By: Benjamin Nii Nai Anyetei
Commercial banks across Ghana have started implementing a 5 percent levy on foreign exchange withdrawals, in line with new guidelines issued by the Bank of Ghana (BoG).
The directive applies to foreign currency accounts funded through electronic transfers or cheque deposits. However, accounts credited with direct cash deposits are exempt from the charges.
According to the Central Bank, the measure is part of its revised framework on foreign currency transactions, aimed at tightening oversight of forex flows, discouraging speculative withdrawals, and promoting cash-based deposits.
The new charge is expected to significantly affect importers, exporters, and individuals who rely heavily on international transfers and remittances. Such account holders often make large withdrawals in foreign currency to support trade and personal obligations.

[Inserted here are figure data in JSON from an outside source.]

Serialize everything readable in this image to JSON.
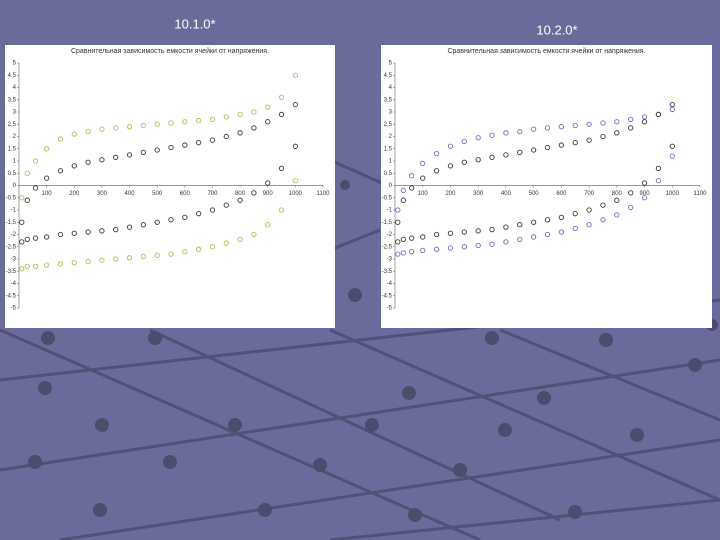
{
  "slide": {
    "labels": [
      "10.1.0*",
      "10.2.0*"
    ]
  },
  "chart_data": [
    {
      "type": "scatter",
      "title": "Сравнительная зависимость емкости ячейки от напряжения.",
      "x": [
        10,
        30,
        60,
        100,
        150,
        200,
        250,
        300,
        350,
        400,
        450,
        500,
        550,
        600,
        650,
        700,
        750,
        800,
        850,
        900,
        950,
        1000
      ],
      "xlim": [
        0,
        1100
      ],
      "xticks": [
        100,
        200,
        300,
        400,
        500,
        600,
        700,
        800,
        900,
        1000,
        1100
      ],
      "ylim": [
        -5,
        5
      ],
      "yticks": [
        5,
        4.5,
        4,
        3.5,
        3,
        2.5,
        2,
        1.5,
        1,
        0.5,
        0,
        -0.5,
        -1,
        -1.5,
        -2,
        -2.5,
        -3,
        -3.5,
        -4,
        -4.5,
        -5
      ],
      "series": [
        {
          "color": "#b8bc55",
          "values": [
            -0.5,
            0.5,
            1.0,
            1.5,
            1.9,
            2.1,
            2.2,
            2.3,
            2.35,
            2.4,
            2.45,
            2.5,
            2.55,
            2.6,
            2.65,
            2.7,
            2.8,
            2.9,
            3.0,
            3.2,
            3.6,
            4.5
          ]
        },
        {
          "color": "#b8bc55",
          "values": [
            -3.4,
            -3.3,
            -3.3,
            -3.25,
            -3.2,
            -3.15,
            -3.1,
            -3.05,
            -3.0,
            -2.95,
            -2.9,
            -2.85,
            -2.8,
            -2.7,
            -2.6,
            -2.5,
            -2.35,
            -2.2,
            -2.0,
            -1.6,
            -1.0,
            0.2
          ]
        },
        {
          "color": "#3a3a3a",
          "values": [
            -1.5,
            -0.6,
            -0.1,
            0.3,
            0.6,
            0.8,
            0.95,
            1.05,
            1.15,
            1.25,
            1.35,
            1.45,
            1.55,
            1.65,
            1.75,
            1.85,
            2.0,
            2.15,
            2.35,
            2.6,
            2.9,
            3.3
          ]
        },
        {
          "color": "#3a3a3a",
          "values": [
            -2.3,
            -2.2,
            -2.15,
            -2.1,
            -2.0,
            -1.95,
            -1.9,
            -1.85,
            -1.8,
            -1.7,
            -1.6,
            -1.5,
            -1.4,
            -1.3,
            -1.15,
            -1.0,
            -0.8,
            -0.6,
            -0.3,
            0.1,
            0.7,
            1.6
          ]
        }
      ]
    },
    {
      "type": "scatter",
      "title": "Сравнительная зависимость емкости ячейки от напряжения.",
      "x": [
        10,
        30,
        60,
        100,
        150,
        200,
        250,
        300,
        350,
        400,
        450,
        500,
        550,
        600,
        650,
        700,
        750,
        800,
        850,
        900,
        950,
        1000
      ],
      "xlim": [
        0,
        1100
      ],
      "xticks": [
        100,
        200,
        300,
        400,
        500,
        600,
        700,
        800,
        900,
        1000,
        1100
      ],
      "ylim": [
        -5,
        5
      ],
      "yticks": [
        5,
        4.5,
        4,
        3.5,
        3,
        2.5,
        2,
        1.5,
        1,
        0.5,
        0,
        -0.5,
        -1,
        -1.5,
        -2,
        -2.5,
        -3,
        -3.5,
        -4,
        -4.5,
        -5
      ],
      "series": [
        {
          "color": "#6a72c8",
          "values": [
            -1.0,
            -0.2,
            0.4,
            0.9,
            1.3,
            1.6,
            1.8,
            1.95,
            2.05,
            2.15,
            2.2,
            2.3,
            2.35,
            2.4,
            2.45,
            2.5,
            2.55,
            2.6,
            2.7,
            2.8,
            2.9,
            3.1
          ]
        },
        {
          "color": "#6a72c8",
          "values": [
            -2.8,
            -2.75,
            -2.7,
            -2.65,
            -2.6,
            -2.55,
            -2.5,
            -2.45,
            -2.4,
            -2.3,
            -2.2,
            -2.1,
            -2.0,
            -1.9,
            -1.75,
            -1.6,
            -1.4,
            -1.2,
            -0.9,
            -0.5,
            0.2,
            1.2
          ]
        },
        {
          "color": "#3a3a3a",
          "values": [
            -1.5,
            -0.6,
            -0.1,
            0.3,
            0.6,
            0.8,
            0.95,
            1.05,
            1.15,
            1.25,
            1.35,
            1.45,
            1.55,
            1.65,
            1.75,
            1.85,
            2.0,
            2.15,
            2.35,
            2.6,
            2.9,
            3.3
          ]
        },
        {
          "color": "#3a3a3a",
          "values": [
            -2.3,
            -2.2,
            -2.15,
            -2.1,
            -2.0,
            -1.95,
            -1.9,
            -1.85,
            -1.8,
            -1.7,
            -1.6,
            -1.5,
            -1.4,
            -1.3,
            -1.15,
            -1.0,
            -0.8,
            -0.6,
            -0.3,
            0.1,
            0.7,
            1.6
          ]
        }
      ]
    }
  ]
}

Under the revised rules, banks are now required to:
Submit a utilisation report to the BoG for every foreign currency withdrawal not funded with physical cash deposits, clearly stating the purpose of the withdrawal.
Declare the intended purpose of importation when applying to bring in foreign currency cash.
Provide a post-importation utilisation report detailing how imported forex funds were deployed.
The BoG emphasized that these measures are part of Ghana’s broader anti-money laundering framework, and align with the revised thresholds on forex holdings: $10,000 for inbound travellers and $50,000 for outbound travellers.
The Importers and Exporters Association of Ghana has already advised its members to shift towards using credit and Visa cards when travelling abroad, instead of carrying large sums of cash, to avoid potential violations of the new rules.
The Central Bank maintains that the reforms are critical to ensuring transparency in Ghana’s forex market and stabilising foreign currency management.